Дошед до краев возможности, вольномыслие возвратится вспять. Сия перемена в образе мыслей предстоит нашему времени. Недошли еще до последняго края безпрепятственнаго вольномыслия, но многие уже начинают обращаться к суеверию. Разверни новейшия таинственныя творения, возмнишь быти во времена схоластики и словопрений, когда о речениях заботился разум человеческий, немысля о том, был ли в речении [96] смысл.

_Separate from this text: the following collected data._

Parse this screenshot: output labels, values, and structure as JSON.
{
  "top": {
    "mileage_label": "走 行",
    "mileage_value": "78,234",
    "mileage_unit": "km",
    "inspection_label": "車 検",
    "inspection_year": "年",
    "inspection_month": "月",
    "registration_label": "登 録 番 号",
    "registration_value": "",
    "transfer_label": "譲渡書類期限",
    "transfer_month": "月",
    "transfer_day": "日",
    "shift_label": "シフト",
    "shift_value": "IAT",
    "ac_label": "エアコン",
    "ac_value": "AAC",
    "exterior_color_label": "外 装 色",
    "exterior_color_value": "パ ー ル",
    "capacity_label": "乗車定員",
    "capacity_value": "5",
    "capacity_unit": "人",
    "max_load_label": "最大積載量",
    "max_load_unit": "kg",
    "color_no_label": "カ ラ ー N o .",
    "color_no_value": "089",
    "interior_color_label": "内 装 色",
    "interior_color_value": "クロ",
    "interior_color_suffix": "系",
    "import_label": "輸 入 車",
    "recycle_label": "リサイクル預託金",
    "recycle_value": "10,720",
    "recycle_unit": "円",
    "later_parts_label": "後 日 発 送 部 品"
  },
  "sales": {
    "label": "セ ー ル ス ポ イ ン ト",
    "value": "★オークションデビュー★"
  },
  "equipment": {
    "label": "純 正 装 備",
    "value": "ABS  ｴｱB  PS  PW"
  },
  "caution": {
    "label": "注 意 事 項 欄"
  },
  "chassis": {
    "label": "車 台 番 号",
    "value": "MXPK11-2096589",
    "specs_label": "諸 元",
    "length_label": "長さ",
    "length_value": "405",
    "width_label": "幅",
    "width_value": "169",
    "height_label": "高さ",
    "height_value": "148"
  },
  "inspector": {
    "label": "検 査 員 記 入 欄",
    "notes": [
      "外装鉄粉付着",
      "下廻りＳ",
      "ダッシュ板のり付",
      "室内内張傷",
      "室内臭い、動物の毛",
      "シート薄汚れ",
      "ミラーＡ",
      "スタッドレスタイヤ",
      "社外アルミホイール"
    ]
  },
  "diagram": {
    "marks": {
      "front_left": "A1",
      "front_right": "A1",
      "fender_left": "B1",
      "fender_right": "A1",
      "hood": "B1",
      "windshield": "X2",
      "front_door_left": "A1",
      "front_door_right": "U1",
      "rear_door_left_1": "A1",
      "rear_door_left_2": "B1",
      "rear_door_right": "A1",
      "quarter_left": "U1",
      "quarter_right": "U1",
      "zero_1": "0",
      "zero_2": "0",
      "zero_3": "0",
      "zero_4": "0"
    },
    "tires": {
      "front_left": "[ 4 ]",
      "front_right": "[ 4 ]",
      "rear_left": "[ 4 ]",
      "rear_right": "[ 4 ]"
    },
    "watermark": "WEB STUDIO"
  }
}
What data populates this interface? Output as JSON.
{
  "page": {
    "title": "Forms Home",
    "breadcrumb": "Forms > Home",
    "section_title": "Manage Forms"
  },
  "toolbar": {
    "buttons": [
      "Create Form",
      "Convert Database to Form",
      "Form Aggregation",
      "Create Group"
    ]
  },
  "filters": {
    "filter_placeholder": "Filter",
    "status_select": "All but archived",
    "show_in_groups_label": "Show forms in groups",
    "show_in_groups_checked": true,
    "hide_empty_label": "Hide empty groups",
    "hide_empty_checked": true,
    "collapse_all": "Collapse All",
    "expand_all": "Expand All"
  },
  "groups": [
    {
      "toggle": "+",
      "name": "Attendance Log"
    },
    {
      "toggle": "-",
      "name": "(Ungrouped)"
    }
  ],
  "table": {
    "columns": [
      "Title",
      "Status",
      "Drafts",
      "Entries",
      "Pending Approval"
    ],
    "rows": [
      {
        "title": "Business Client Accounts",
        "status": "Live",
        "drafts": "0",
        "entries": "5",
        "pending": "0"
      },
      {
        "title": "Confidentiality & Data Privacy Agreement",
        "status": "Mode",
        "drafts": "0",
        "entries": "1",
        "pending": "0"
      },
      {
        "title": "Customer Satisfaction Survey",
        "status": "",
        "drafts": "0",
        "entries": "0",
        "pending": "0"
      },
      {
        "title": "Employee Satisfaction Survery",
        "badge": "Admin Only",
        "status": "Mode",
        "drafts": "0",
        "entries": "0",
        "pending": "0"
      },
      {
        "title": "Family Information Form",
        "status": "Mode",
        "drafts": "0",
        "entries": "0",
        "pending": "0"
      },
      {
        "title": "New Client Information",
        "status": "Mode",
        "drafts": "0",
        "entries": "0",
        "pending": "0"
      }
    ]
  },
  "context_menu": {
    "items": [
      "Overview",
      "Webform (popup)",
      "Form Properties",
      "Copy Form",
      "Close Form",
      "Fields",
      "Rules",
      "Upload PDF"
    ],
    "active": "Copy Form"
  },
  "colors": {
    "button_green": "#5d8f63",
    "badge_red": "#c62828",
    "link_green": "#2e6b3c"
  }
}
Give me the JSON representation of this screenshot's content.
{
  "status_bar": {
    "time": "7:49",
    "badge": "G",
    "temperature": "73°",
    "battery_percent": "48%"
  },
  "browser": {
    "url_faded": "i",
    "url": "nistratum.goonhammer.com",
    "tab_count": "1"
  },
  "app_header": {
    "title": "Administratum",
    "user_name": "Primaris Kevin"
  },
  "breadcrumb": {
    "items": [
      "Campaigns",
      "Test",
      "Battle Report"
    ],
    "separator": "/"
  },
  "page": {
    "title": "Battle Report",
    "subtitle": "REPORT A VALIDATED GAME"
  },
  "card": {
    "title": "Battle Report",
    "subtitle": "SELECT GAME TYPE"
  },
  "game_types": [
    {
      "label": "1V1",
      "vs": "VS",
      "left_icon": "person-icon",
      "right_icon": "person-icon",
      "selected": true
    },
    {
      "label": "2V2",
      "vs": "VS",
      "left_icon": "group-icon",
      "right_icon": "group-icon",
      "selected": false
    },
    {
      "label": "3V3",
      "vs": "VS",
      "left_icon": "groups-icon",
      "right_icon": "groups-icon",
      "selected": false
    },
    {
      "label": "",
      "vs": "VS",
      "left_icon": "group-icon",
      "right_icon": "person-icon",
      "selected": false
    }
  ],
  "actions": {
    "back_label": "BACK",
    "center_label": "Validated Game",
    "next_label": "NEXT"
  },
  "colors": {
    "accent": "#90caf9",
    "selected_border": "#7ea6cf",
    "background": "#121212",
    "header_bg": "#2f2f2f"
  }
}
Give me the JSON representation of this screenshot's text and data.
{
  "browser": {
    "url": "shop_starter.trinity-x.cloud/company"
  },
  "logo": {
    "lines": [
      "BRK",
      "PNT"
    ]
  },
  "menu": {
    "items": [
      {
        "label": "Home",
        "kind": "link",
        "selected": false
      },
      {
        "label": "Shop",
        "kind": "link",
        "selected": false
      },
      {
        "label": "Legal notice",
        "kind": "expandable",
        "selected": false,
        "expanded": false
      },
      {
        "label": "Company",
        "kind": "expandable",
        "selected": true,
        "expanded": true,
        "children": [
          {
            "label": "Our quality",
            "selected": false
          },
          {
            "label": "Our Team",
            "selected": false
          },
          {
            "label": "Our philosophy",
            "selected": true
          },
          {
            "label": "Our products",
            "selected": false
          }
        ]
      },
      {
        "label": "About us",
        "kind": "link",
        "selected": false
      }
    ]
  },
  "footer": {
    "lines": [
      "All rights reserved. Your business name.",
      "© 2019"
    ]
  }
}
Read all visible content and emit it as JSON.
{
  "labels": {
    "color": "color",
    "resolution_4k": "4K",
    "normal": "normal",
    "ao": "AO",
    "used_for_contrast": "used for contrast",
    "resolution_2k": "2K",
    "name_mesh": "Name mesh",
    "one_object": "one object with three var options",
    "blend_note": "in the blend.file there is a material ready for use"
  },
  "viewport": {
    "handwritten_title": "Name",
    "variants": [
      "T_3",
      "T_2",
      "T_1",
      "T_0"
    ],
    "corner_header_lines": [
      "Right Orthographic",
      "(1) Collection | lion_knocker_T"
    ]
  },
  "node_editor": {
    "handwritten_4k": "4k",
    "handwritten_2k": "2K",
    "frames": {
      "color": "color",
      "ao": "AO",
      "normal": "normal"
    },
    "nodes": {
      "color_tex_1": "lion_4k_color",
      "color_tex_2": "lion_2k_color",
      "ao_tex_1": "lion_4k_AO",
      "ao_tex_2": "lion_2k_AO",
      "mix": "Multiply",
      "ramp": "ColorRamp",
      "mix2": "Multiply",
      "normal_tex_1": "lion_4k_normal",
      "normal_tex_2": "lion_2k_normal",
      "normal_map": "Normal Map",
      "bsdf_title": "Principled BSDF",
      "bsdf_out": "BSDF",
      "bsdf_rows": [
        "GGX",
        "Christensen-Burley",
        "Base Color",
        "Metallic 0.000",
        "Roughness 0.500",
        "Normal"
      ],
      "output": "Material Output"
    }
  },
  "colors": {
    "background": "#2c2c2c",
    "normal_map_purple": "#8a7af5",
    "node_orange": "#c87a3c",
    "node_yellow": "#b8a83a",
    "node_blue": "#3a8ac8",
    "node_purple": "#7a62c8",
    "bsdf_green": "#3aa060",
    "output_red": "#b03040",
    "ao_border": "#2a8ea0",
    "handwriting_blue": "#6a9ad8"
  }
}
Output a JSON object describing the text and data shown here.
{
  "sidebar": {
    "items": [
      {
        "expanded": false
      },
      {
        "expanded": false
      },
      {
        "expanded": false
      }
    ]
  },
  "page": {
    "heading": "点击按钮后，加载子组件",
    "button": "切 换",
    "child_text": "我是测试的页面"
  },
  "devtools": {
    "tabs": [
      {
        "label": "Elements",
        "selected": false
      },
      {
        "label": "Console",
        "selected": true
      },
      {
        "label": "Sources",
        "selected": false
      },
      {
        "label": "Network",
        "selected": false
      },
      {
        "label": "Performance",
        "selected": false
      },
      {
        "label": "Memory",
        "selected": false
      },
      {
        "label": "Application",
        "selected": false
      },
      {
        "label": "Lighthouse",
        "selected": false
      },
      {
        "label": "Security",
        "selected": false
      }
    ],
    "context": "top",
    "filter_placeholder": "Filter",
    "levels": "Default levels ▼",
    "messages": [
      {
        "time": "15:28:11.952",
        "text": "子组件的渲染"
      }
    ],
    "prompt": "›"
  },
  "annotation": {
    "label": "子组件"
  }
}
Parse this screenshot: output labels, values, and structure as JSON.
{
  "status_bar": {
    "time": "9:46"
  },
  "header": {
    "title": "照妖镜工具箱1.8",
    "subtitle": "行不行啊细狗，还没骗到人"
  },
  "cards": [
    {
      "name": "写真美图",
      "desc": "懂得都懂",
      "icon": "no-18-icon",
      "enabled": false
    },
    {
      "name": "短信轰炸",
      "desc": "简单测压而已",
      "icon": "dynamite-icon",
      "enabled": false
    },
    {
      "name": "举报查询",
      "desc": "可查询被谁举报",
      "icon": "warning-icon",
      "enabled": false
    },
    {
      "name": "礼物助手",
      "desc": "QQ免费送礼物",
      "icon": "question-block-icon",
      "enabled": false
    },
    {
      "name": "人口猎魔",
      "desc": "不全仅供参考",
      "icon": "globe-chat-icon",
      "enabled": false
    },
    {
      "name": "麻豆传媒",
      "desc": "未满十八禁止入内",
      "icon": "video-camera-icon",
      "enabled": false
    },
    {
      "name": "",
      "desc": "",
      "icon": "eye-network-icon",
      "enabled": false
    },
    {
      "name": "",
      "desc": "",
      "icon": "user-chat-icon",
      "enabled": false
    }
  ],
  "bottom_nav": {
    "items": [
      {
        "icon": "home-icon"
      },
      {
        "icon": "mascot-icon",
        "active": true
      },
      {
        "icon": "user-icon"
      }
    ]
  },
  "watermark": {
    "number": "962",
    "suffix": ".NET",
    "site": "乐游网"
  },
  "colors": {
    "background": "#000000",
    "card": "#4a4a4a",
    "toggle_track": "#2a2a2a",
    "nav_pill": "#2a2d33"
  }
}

Когда задачею любомудрия почиталося и на решение изследователей истинны, отдавали вопрос, сколько на игольном острии может уместиться душ.

Если потомкам нашим предлежит заблуждение, если оставя естественность гоняться будут за мечтаниями, то весьма полезной бы был труд писателя, показавшаго нам из прежних деяний, шествие разума человеческаго, когда сотрясший мглу предъубеждений он начал преследовать истину до выспренностей ея, и когда утомленный так сказать своим бодрствованием, растлевать начинал паки свои силы, томиться и низпускаться в туманы предразсудков и суеверия. Труд сего писателя безполезен небудет: ибо обнажая шествие наших мыслей к истине и заблуждению, устранит хотя некоторых от пагубныя стези и заградит полет невежества, блажен [97] писатель, если творением своим мог просветить хотя единаго, блажен если в едином хотя сердце посеял добродетель.

Щастливыми назваться мы можем: ибо небудем свидетели крайняго посрамления разумныя твари. Ближние наши потомки щастливее нас еще быть могут. Но пары в грязи омерзения почившие, уже воздымаются и предъопределяются объяти зрения круг. Блаженны, если не узрим новаго Магомета; час заблуждения еще отдалится. Внемли, когда в умствованиях, когда в суждениях о вещах нравственных и духовных начинается ферментация и возстает муж твердый и предприимчивый, на истинну или на прельщение, тогда последует премена Царств, тогда премена в исповеданиях.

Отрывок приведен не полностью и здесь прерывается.